Hairpins and rubberbands? What sort of offering is that? Ganesha gets sweets, Pele gets gin, and the Mormon god gets a tenth of your income and a Broadway musical. Seriously, Voodoo is never going to be a major world religion if they settle for hairpins.

I mentioned that there were a whole bunch of people in Marie Leveau’s vault. The rule is that if a vault has been closed for a year and a day, you can open it up and stuff another corpse in there, so whole families can share a couple of square yards of real estate. On a sunny day the interior of the vaults can get up to three hundred degrees F, which our guide assures us is like a mini cremation. No, three hundred degrees isn’t a cremation, it’s roasting. The lime in the cement helps to absorb the smell, but I was not surprised to see a vulture perching on a nearby telephone wire.
Of course, it’s disguised as a pigeon, but you can tell from the mad look in its eye that it is crazed by the desire for human flesh.

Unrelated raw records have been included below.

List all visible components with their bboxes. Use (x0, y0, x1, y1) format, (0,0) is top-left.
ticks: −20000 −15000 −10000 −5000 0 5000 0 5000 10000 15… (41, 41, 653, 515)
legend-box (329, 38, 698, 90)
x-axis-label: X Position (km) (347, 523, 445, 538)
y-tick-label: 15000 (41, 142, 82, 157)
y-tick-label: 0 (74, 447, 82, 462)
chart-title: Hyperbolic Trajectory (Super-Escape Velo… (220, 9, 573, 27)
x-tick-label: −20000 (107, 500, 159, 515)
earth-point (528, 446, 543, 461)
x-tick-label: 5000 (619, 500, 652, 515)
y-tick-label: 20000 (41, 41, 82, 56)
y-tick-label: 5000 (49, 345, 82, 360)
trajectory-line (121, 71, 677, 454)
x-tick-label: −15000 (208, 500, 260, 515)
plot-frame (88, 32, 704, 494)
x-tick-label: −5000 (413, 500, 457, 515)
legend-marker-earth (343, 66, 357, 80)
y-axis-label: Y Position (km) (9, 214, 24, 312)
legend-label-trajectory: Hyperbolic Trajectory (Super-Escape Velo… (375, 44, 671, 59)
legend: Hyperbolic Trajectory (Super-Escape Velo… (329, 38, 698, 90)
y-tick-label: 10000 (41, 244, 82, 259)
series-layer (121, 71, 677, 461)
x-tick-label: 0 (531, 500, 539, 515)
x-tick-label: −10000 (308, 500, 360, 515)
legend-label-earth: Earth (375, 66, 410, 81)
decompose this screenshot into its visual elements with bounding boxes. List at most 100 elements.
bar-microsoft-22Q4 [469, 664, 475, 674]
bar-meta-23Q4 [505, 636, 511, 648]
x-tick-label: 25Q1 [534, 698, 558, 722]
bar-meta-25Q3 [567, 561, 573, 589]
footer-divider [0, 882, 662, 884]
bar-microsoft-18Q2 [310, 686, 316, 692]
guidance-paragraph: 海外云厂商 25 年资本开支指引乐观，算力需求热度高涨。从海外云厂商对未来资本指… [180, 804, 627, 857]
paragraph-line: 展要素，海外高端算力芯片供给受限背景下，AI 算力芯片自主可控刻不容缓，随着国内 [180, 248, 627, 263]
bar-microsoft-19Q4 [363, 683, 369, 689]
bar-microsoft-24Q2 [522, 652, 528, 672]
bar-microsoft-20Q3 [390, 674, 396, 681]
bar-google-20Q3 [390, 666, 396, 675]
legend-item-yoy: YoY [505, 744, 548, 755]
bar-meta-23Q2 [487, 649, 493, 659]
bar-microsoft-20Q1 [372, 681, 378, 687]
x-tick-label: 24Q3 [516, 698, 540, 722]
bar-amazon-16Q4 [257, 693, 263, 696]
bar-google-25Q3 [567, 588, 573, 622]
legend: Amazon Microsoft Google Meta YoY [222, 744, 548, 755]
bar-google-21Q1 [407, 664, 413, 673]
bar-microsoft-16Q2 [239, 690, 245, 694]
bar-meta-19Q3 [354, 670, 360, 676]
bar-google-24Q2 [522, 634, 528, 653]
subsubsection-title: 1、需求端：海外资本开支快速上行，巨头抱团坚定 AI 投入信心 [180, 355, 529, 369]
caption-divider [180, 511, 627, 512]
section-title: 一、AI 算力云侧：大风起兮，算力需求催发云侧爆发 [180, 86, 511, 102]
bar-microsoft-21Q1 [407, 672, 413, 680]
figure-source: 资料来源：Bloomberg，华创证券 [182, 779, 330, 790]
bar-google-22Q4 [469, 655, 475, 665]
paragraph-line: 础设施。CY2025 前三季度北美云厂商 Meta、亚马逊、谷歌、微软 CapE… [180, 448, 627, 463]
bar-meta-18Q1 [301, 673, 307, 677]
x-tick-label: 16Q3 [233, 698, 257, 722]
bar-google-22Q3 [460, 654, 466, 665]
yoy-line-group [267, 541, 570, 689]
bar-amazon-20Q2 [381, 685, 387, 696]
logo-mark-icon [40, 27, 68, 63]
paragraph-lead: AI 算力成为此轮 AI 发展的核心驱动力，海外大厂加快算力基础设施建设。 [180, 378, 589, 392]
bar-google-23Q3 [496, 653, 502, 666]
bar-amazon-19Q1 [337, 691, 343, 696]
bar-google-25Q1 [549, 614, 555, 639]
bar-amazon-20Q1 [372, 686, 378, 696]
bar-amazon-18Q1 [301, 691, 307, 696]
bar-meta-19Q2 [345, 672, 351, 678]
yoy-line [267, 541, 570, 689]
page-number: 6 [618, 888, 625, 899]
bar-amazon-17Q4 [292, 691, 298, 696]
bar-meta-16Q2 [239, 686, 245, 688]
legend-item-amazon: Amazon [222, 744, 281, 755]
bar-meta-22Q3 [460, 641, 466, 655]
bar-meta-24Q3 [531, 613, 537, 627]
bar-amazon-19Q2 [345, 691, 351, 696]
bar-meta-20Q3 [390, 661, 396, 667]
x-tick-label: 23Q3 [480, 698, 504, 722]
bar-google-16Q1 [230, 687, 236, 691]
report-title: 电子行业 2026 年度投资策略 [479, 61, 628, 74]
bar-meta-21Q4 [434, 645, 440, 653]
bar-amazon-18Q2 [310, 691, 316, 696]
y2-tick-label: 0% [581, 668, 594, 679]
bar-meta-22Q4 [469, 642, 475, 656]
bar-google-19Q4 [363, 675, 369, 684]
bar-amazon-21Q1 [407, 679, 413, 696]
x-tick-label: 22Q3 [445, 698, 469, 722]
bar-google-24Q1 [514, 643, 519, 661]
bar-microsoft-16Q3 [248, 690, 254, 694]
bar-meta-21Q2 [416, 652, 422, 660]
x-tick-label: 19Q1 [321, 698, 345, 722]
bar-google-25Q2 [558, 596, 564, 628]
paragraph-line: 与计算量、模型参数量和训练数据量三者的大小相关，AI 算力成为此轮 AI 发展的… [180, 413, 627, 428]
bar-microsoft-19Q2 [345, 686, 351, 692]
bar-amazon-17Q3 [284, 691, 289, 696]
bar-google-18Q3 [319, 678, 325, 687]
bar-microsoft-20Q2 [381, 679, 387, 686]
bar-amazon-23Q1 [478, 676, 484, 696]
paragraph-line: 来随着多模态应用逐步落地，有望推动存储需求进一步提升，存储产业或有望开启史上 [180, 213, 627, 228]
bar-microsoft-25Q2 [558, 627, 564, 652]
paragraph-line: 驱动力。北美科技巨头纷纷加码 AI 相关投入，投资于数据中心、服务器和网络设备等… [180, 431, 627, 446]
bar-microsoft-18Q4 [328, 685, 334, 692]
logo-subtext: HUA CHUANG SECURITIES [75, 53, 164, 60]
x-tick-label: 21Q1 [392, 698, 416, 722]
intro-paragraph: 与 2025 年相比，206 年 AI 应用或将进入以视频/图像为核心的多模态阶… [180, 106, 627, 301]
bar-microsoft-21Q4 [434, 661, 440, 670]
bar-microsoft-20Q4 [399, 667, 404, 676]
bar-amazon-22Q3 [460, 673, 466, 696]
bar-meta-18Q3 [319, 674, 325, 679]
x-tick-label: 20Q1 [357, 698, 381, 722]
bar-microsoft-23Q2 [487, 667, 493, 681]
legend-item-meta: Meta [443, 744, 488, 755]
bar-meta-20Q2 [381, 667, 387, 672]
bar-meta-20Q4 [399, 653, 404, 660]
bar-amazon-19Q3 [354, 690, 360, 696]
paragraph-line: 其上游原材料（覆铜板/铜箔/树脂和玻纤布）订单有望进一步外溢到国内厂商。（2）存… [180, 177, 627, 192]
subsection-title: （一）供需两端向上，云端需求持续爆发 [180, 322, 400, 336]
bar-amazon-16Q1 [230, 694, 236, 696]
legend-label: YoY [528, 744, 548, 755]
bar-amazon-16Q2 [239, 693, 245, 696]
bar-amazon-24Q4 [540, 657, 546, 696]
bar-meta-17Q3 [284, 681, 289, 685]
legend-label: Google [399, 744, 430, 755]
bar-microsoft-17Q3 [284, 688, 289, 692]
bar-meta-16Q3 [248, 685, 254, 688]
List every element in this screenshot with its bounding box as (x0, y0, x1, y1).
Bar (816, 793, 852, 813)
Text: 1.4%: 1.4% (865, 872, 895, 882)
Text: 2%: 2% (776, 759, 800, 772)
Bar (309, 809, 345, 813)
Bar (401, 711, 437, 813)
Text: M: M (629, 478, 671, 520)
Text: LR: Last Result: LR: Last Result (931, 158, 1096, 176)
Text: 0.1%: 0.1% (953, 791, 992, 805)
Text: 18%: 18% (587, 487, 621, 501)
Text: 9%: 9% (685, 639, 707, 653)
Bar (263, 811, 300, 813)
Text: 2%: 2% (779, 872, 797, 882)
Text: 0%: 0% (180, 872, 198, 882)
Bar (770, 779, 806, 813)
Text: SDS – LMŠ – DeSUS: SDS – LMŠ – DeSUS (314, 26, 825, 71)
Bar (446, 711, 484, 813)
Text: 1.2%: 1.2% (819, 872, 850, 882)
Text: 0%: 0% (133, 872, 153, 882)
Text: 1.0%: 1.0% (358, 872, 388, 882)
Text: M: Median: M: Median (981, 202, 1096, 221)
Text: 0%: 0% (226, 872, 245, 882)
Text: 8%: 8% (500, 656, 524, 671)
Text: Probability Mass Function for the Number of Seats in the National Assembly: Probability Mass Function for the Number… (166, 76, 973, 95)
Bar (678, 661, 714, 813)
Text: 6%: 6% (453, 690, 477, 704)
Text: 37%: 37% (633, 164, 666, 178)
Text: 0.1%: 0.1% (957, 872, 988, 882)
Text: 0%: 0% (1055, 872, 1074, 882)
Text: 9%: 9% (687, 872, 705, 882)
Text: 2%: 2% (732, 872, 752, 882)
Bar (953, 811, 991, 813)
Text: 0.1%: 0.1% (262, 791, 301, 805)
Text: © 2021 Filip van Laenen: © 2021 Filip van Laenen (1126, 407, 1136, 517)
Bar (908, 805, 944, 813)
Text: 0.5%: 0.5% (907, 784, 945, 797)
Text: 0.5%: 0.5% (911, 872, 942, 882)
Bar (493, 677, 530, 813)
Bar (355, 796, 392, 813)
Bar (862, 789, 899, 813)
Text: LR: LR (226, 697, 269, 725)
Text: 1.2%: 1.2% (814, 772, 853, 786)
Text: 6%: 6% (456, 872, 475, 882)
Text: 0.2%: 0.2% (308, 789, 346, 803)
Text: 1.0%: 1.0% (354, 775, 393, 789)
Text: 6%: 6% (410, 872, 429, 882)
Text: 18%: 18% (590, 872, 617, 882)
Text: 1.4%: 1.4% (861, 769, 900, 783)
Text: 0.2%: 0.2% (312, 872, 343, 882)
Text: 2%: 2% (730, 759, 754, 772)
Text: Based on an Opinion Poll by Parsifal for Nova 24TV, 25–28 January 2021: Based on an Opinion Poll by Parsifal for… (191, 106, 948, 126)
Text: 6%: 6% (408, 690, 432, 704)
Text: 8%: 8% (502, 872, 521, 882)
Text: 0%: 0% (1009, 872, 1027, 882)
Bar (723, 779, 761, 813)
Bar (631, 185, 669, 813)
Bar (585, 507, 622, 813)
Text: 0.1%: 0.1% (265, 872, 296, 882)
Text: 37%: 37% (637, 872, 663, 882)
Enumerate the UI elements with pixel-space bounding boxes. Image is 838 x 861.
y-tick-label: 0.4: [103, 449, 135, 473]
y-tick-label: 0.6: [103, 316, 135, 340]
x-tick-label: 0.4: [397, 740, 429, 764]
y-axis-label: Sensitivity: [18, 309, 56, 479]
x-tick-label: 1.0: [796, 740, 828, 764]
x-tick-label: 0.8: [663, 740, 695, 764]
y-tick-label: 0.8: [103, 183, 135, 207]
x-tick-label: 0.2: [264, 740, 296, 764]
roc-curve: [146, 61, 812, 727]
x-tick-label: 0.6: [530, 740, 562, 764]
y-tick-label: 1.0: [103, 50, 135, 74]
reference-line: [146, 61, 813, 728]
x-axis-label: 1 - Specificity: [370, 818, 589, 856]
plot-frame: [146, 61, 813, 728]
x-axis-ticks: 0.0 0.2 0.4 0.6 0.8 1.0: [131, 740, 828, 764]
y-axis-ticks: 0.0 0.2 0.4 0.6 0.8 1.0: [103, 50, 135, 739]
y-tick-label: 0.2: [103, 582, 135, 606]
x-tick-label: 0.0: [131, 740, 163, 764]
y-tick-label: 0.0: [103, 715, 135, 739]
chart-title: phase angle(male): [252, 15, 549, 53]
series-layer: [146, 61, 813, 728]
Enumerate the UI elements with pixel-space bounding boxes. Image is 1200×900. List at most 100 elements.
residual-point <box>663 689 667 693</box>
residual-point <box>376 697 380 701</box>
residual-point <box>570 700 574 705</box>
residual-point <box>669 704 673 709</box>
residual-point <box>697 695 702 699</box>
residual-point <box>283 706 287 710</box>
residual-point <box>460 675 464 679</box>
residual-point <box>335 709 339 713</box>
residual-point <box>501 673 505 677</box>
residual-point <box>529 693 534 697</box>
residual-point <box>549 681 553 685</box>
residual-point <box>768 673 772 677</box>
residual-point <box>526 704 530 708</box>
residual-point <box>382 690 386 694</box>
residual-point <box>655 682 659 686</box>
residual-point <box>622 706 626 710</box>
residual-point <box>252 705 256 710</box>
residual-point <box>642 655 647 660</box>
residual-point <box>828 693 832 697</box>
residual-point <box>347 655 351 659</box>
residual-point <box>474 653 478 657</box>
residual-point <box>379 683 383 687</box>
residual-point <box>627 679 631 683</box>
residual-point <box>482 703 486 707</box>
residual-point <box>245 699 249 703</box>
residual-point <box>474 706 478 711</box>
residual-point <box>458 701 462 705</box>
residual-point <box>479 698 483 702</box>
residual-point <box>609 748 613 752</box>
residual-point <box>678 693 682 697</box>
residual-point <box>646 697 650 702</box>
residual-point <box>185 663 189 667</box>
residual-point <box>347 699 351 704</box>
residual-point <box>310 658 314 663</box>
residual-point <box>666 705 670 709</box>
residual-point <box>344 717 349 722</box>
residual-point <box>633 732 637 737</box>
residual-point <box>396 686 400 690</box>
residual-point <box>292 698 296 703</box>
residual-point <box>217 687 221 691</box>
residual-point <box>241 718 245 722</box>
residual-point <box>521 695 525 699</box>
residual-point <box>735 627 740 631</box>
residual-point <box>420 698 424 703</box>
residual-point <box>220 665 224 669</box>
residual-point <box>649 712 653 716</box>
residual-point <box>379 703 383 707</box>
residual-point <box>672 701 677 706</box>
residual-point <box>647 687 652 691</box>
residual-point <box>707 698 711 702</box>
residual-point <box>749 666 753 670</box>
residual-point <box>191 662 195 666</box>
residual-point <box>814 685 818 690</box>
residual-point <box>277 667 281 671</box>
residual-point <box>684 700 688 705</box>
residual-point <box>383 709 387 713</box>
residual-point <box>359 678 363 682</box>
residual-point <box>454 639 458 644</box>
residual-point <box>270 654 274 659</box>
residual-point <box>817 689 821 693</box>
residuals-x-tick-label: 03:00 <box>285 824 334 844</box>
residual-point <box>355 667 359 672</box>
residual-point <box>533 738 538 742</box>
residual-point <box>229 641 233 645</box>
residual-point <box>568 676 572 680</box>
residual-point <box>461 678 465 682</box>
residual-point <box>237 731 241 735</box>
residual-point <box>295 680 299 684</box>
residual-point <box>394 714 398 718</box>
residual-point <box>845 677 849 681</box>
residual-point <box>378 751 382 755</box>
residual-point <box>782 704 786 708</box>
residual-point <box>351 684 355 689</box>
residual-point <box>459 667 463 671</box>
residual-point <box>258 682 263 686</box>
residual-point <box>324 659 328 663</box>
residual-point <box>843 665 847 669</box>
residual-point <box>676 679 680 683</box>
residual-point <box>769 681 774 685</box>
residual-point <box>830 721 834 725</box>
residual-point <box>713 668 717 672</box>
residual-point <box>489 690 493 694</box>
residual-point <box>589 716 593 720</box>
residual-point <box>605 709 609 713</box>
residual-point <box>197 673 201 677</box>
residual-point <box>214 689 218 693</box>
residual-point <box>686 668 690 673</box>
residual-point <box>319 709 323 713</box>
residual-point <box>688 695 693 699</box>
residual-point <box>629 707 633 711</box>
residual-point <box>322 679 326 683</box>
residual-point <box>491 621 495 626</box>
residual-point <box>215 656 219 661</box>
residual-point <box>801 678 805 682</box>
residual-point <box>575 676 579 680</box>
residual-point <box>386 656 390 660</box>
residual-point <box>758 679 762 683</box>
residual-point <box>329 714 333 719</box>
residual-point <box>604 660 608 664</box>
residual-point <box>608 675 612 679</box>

Apparently that’s not unusual in New Orleans, the zombie capital of Southern Louisiana.

Around the corner is Paul Morphy, the greatest chess player of his day, and a little further on is Homer Plessy of Plessy vs Ferguson, the Supreme Court judgement that legalized apartheid in America. Sad to see that America seems to be about to reinstate the right to discriminate.

Some of the tombs are like condos, where societies or organizations can share cadaver space.
Italian tomb
This handy circular filing cabinet for dead Italians was featured in the movie Easy Rider. It wasn’t until after the movie came out that the Catholic Church worked out that nobody had given permission for anyone to film there.

Of course there has to be a pyramid.
This one is owned by Nicolas Cage, who has visitation rights. He might want to use it to be buried in some day, but in the mean time he can keep his razor blades really, really sharp.

But my favorite was the tomb with this footnote.
Closed Forever
Whatever is in there, the Catholic Church doesn’t want it to get out. Cue Tubular Bells.

On to Cafe Du Monde for café au lait (beige, milky, vaguely coffee-like drink) and beignets (deep fried dough buried in powdered sugar).
Cafe Du Monde Tip: The beignets are better and the lines are shorter at New Orleans Famous Beignets & Coffee a block SW on Decatur, but Cafe Du Monde is the famous one.

Last stop for the day was James H. Cohen and Sons, a fabulous antique store specializing in weapons and money.
Cohen & Sons
As well as a huge collection of mostly 19th Century rifles and swords, they also have some great coins and banknotes. During the American Civil War, metal became more valuable then coins, so both the confederate states and the Union printed low denomination banknotes. Here’s a fifteen cent note from South Carolina.
Fifteen Cent Note
Meanwhile what was left of the United States was printing even smaller bills, redeemable for postage rather than gold or silver.
Three cent bill
After the Civil War, the State of Louisiana got into debt and had to borrow money. Here’s a five dollar bond.
Five Dollar Bond
The strips on the right were the coupons that you cut off to claim the interest on the bond – seven and a half cents every six months. Even today, a bond which pays out in a lump sum at the end of the investment period is known as a “zero coupon” bond.